La cosiddetta trilogia dell’appartamento di Roman Polanski ha veramente lasciato il segno, non si spiegherebbe altrimenti la profonda devozione di alcuni registi verso tali opere: il norvegese Pål Sletaune è uno di questi, perché “Next Door” (“Naboer” nel titolo originale) è un film profondamente polanskiano, settantacinque minuti che volano decisamente in fretta tutti ambientati all’interno di una palazzina e dei suoi misteriosi appartamenti.
Una volta mollato dalla sua fidanzata Ingrid, John (Kristoffer Joner) rimane da solo nella sua abitazione facendo subito conoscenza delle due vicine di casa, Anne e Kim, le quali lo seducono invitandolo spesso nel loro salotto: per il protagonista (e anche per noi) diventa complicato distinguere tra realtà e fantasia, una situazione ingarbugliata che riflette i tormenti psichici dell’uomo, con rimandi più che evidenti al già citato Polanski (soprattutto “Repulsion”), ad Alfred Hitchcock (l’idolo del regista) e a David Lynch.
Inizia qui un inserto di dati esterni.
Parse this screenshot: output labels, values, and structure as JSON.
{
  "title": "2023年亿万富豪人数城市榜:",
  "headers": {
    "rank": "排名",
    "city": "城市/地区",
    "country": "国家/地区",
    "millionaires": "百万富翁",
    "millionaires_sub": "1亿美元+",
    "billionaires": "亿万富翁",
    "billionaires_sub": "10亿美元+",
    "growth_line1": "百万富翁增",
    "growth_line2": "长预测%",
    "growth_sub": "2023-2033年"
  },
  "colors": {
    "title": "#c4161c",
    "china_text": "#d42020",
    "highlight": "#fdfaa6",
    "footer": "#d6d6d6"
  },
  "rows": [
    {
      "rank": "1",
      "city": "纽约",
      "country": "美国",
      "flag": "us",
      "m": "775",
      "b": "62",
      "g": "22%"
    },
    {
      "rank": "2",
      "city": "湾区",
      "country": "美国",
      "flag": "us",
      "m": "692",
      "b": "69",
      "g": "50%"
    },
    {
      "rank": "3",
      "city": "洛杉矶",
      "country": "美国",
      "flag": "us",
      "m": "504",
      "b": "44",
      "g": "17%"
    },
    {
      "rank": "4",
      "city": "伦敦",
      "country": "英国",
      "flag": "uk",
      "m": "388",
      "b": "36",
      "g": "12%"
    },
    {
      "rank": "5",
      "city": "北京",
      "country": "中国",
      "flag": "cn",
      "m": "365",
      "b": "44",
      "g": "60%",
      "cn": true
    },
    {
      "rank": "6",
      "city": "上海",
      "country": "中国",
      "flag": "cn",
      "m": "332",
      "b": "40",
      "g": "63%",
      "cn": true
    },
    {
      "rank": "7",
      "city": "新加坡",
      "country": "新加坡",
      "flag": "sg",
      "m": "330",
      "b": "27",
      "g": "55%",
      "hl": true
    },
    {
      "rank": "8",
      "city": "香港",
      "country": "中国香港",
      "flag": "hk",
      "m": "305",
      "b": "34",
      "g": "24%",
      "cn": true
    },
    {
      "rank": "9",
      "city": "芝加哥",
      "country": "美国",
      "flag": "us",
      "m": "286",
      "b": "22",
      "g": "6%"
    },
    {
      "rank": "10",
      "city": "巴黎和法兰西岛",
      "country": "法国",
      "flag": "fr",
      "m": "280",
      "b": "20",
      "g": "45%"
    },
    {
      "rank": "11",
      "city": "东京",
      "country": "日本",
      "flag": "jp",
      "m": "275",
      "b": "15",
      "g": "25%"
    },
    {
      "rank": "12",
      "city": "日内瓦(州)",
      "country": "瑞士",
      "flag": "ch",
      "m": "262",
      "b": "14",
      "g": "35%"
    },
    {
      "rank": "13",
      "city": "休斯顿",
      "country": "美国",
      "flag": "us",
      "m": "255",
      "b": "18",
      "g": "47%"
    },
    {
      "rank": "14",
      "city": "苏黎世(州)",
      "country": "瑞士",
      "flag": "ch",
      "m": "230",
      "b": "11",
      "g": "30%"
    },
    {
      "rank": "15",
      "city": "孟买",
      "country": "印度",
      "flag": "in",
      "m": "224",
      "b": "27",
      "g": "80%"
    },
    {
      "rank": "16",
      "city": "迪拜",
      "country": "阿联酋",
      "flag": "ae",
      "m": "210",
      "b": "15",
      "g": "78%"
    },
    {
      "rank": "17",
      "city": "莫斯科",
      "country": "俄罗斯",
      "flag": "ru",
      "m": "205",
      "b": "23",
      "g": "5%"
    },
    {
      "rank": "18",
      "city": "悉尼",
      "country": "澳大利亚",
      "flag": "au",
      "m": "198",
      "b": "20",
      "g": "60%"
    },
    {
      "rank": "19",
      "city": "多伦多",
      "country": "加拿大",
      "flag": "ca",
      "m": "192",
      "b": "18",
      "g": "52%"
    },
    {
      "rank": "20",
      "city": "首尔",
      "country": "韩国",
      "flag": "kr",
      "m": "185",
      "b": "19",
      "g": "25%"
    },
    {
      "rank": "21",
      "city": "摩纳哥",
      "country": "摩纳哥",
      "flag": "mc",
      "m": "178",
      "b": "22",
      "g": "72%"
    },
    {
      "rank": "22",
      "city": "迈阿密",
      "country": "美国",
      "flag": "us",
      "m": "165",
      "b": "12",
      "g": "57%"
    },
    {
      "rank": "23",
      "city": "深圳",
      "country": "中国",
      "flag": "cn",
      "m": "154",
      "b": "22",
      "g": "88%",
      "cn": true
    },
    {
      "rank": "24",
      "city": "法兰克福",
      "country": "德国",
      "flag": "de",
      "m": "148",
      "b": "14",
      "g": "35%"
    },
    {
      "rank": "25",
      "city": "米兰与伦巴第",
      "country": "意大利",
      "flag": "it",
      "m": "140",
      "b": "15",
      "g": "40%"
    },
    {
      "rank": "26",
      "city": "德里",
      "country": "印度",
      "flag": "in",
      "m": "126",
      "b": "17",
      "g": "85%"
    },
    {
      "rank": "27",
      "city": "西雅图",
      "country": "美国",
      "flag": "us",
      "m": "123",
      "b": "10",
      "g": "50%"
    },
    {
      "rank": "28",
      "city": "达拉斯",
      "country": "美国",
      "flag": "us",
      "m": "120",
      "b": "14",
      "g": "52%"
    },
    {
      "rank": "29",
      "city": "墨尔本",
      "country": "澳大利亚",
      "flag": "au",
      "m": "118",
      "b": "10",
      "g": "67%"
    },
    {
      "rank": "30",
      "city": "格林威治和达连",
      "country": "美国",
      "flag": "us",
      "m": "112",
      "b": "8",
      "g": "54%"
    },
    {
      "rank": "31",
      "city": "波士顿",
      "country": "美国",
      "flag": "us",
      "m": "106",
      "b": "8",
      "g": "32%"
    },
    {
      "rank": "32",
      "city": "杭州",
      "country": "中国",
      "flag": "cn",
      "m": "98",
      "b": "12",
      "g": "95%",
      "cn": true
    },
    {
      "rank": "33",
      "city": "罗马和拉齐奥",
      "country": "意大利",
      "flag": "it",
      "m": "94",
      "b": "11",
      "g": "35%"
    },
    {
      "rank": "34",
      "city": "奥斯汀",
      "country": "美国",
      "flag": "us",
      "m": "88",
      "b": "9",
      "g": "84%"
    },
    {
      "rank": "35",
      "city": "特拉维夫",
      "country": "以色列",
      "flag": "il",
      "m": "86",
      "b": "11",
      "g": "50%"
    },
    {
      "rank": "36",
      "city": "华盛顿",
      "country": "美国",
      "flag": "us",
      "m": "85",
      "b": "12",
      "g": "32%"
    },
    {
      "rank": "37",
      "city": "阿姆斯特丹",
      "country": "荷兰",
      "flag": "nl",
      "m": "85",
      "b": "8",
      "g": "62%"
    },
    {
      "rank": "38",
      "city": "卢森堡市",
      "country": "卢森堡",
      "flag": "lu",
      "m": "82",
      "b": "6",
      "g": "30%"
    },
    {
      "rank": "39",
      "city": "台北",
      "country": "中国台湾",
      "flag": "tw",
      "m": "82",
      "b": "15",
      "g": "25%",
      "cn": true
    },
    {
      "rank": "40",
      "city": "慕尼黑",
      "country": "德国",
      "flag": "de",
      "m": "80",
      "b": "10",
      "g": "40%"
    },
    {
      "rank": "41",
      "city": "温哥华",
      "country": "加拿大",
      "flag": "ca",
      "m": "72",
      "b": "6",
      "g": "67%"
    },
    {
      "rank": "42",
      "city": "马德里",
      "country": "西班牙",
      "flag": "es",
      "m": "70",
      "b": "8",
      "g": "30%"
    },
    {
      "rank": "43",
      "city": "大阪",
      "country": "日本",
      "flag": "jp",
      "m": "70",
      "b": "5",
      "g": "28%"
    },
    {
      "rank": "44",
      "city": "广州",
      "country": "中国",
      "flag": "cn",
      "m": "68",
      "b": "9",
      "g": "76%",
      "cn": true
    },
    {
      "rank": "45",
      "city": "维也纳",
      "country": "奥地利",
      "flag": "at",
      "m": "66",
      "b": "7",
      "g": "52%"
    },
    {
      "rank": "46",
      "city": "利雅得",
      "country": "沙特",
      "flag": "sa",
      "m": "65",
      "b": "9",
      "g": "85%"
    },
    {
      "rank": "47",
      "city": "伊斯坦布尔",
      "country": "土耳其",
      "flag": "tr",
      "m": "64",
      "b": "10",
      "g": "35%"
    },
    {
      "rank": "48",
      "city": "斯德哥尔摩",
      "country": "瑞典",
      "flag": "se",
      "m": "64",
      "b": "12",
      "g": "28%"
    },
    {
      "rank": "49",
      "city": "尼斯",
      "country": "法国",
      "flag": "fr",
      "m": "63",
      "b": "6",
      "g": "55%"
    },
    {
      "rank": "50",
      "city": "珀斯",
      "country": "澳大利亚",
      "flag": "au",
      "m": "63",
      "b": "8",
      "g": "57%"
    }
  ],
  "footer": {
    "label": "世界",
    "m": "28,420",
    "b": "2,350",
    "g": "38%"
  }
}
Pål Sletaune dirige con molta sicurezza e senza mai compiere il passo più lungo della gamba: la durata contenuta dell’opera, una messa in scena volutamente scarna e la buona recitazione dei tre principali attori ci permette di apprezzare “Next Door” nella sua cupa interezza. Un classico esempio di thriller psicologico tuttavia capace di concedersi qualche affondo abbastanza malsano e destabilizzante, come nella scena di sesso tra John e la magnetica e conturbante Kim (Julia Schacht), un amplesso completamente sui generis destinato a colpire (in tutti i sensi) i due personaggi coinvolti.
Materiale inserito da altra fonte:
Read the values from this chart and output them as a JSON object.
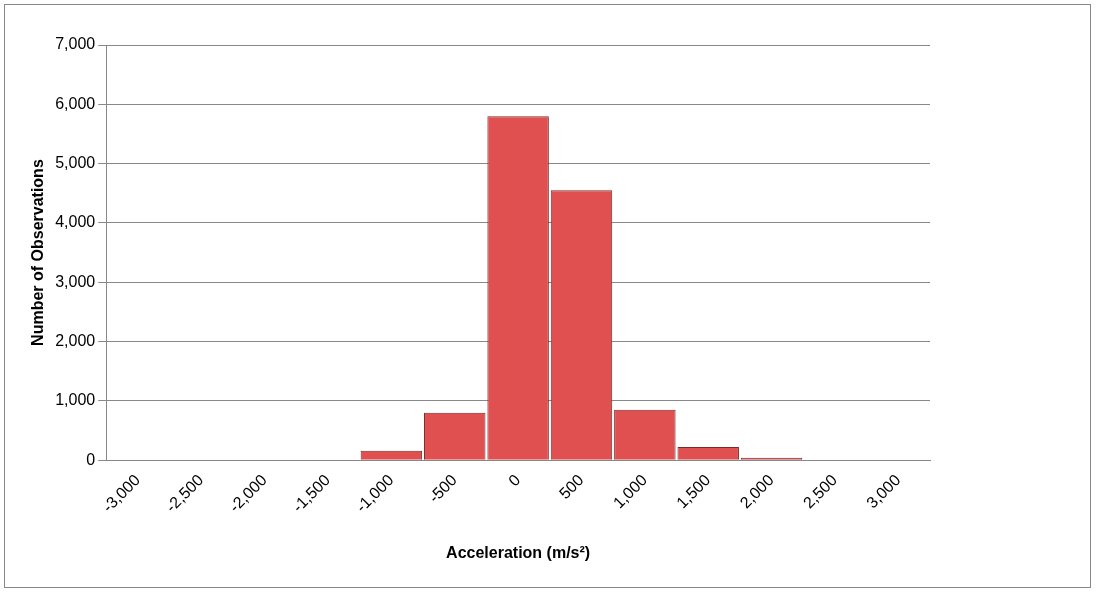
{
  "chart_data": {
    "type": "bar",
    "xlabel": "Acceleration (m/s²)",
    "ylabel": "Number of Observations",
    "categories": [
      "-3,000",
      "-2,500",
      "-2,000",
      "-1,500",
      "-1,000",
      "-500",
      "0",
      "500",
      "1,000",
      "1,500",
      "2,000",
      "2,500",
      "3,000"
    ],
    "values": [
      0,
      0,
      0,
      0,
      160,
      800,
      5800,
      4550,
      850,
      220,
      40,
      0,
      0
    ],
    "color": "#e05050",
    "ylim": [
      0,
      7000
    ],
    "yticks": [
      0,
      {
        "value": 1000,
        "label": "1,000"
      },
      {
        "value": 2000,
        "label": "2,000"
      },
      {
        "value": 3000,
        "label": "3,000"
      },
      {
        "value": 4000,
        "label": "4,000"
      },
      {
        "value": 5000,
        "label": "5,000"
      },
      {
        "value": 6000,
        "label": "6,000"
      },
      {
        "value": 7000,
        "label": "7,000"
      }
    ],
    "grid": "y",
    "legend": false
  }
}
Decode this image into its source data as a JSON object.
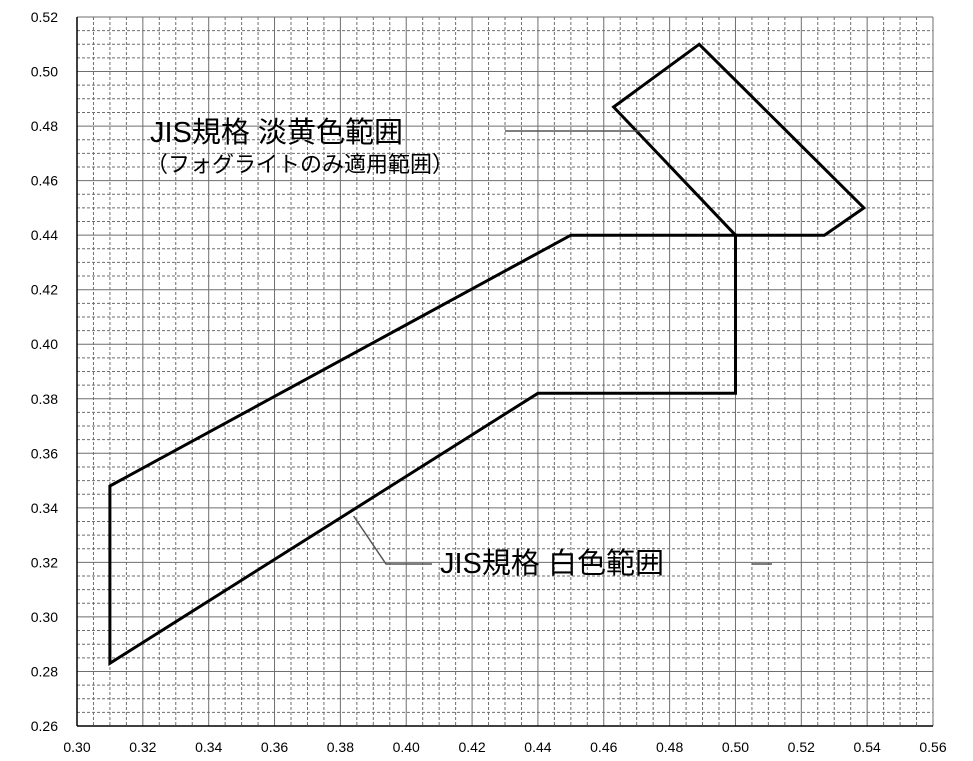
{
  "chart_data": {
    "type": "line",
    "title": "",
    "xlabel": "",
    "ylabel": "",
    "xlim": [
      0.3,
      0.56
    ],
    "ylim": [
      0.26,
      0.52
    ],
    "x_ticks": [
      "0.30",
      "0.32",
      "0.34",
      "0.36",
      "0.38",
      "0.40",
      "0.42",
      "0.44",
      "0.46",
      "0.48",
      "0.50",
      "0.52",
      "0.54",
      "0.56"
    ],
    "y_ticks": [
      "0.26",
      "0.28",
      "0.30",
      "0.32",
      "0.34",
      "0.36",
      "0.38",
      "0.40",
      "0.42",
      "0.44",
      "0.46",
      "0.48",
      "0.50",
      "0.52"
    ],
    "grid": true,
    "series": [
      {
        "name": "JIS規格 白色範囲",
        "closed": true,
        "points": [
          [
            0.31,
            0.348
          ],
          [
            0.45,
            0.44
          ],
          [
            0.5,
            0.44
          ],
          [
            0.5,
            0.382
          ],
          [
            0.44,
            0.382
          ],
          [
            0.31,
            0.283
          ]
        ]
      },
      {
        "name": "JIS規格 淡黄色範囲",
        "closed": true,
        "points": [
          [
            0.463,
            0.487
          ],
          [
            0.489,
            0.51
          ],
          [
            0.539,
            0.45
          ],
          [
            0.527,
            0.44
          ],
          [
            0.5,
            0.44
          ]
        ]
      }
    ],
    "annotations": {
      "yellow_title": "JIS規格 淡黄色範囲",
      "yellow_note": "（フォグライトのみ適用範囲）",
      "white_title": "JIS規格 白色範囲"
    }
  }
}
Pur derivativo nel soggetto e nello svolgimento (l’epilogo è abbastanza facile da intuire), “Next Door” rappresenta una piacevole sorpresa per quanto concerne il cinema della paranoia: la spirale di follia in cui scivola John prende quasi le stesse sembianze di quei corridoi che non sembrano voler finire, praticamente un labirinto mentale che trova la sua linfa vitale nell’ossessione e nella depravazione. In più c’è questo bizzarro elemento erotico-masochistico che altro non è che una gustosa ciliegina sulla torta, un’aggiunta capace di sopperire a un budget molto povero, i cui limiti si sarebbero notati se il film avesse voluto imboccare percorsi più prolissi e ambiziosi. Roman Polanski resta lì, irraggiungibile più che mai, ma Pål Sletaune se la cava abbastanza bene in uno dei tanti validi film-omaggio al cineasta polacco (tra cui segnaliamo anche il belga “Linkeroever” e il recente britannico “The Ones Below”). Pollice in su, senza dubbio.